La compétence du Saint-Siège sur la vie religieuse des Chevaliers concerne uniquement ceux qui appartiennent à la première classe, les Chevaliers de Justice, qui émettent, de façon solennelle, les trois vœux monastiques. Les membres de la seconde classe, les Chevaliers en obédience, dont la promesse n’a rien à voir avec le vœu d’obéissance prononcé par les Chevaliers de Justice, ne sont subordonnés qu’à leurs supérieurs dans l’Ordre. L’ex Grand Chancelier, Albrecht von Boeselager, marié et père de cinq enfants, est un laïc qui appartient à la seconde classe et ne dépend aucunement du Saint-Siège. Par ailleurs, les Chevaliers de Justice, qui doivent être considérés comme « des religieux à tous les effets » (art.9 paragraphe 1, Charte Constitutionnelle), n’ont pas de vie commune et représentent un cas unique dans la vie de l’Eglise.

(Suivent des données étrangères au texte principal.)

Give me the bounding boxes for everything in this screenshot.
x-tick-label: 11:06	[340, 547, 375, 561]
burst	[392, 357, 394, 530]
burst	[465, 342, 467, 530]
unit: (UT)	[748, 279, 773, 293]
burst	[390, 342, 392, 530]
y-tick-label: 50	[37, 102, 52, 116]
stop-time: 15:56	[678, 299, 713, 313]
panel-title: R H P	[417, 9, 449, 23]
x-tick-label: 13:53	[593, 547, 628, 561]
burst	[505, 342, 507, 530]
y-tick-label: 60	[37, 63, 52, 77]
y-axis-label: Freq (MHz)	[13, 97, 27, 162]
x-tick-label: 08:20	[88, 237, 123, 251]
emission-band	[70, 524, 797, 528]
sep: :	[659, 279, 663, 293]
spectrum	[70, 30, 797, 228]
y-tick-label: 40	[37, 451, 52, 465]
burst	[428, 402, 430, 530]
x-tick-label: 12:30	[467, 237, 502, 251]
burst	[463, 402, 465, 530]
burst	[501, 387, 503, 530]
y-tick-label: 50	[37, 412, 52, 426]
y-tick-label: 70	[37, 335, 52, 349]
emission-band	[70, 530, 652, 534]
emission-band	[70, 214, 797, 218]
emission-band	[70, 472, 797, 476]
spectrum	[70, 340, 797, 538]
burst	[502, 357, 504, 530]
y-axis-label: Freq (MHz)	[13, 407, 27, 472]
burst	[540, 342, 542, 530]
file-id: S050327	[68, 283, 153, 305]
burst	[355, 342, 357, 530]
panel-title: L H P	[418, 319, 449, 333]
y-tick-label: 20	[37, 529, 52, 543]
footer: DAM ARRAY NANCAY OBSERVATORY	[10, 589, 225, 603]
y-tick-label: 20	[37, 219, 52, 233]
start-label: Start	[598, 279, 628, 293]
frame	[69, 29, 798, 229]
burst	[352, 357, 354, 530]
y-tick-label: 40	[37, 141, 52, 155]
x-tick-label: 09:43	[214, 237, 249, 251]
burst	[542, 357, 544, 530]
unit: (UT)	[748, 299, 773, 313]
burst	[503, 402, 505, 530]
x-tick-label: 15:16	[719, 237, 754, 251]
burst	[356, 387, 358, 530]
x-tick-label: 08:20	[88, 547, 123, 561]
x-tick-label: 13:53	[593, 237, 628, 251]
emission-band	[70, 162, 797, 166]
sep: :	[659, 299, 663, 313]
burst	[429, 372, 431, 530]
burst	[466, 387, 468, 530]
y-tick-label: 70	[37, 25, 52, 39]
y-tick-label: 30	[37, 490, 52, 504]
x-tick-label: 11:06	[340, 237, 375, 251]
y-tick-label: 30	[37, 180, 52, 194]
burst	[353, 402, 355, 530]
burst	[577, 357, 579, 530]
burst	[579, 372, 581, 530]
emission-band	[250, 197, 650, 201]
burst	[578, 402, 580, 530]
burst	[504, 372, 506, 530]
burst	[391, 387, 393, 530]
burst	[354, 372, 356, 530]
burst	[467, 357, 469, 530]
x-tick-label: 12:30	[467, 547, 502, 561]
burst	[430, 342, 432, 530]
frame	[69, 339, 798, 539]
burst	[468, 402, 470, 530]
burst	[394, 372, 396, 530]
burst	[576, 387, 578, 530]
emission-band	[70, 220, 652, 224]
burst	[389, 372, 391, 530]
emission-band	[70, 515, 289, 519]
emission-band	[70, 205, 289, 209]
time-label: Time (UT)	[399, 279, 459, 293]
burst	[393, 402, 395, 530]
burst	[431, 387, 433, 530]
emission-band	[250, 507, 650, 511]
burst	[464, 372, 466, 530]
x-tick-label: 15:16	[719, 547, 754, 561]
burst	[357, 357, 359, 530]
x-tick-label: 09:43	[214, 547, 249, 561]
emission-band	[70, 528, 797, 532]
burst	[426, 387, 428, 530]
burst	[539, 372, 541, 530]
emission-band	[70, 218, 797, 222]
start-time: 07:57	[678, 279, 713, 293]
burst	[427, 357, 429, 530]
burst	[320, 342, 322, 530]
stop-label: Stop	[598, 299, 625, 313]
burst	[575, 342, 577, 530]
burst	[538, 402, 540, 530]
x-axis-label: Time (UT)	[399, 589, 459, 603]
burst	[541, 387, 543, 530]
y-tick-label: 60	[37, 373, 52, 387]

Fra Ludovico Chigi Albani della Rovere (1866–1951), prince et Grand Maître de l’Ordre de 1931 à 1951, après la mort de sa femme (1898) prononça des vœux religieux en tant que Chevalier de Justice, mais continua à vivre au palais Chigi, qui jusqu’en 1916 était de la propriété de sa famille, menant une vie de grand seigneur, comme il convenait à son rang.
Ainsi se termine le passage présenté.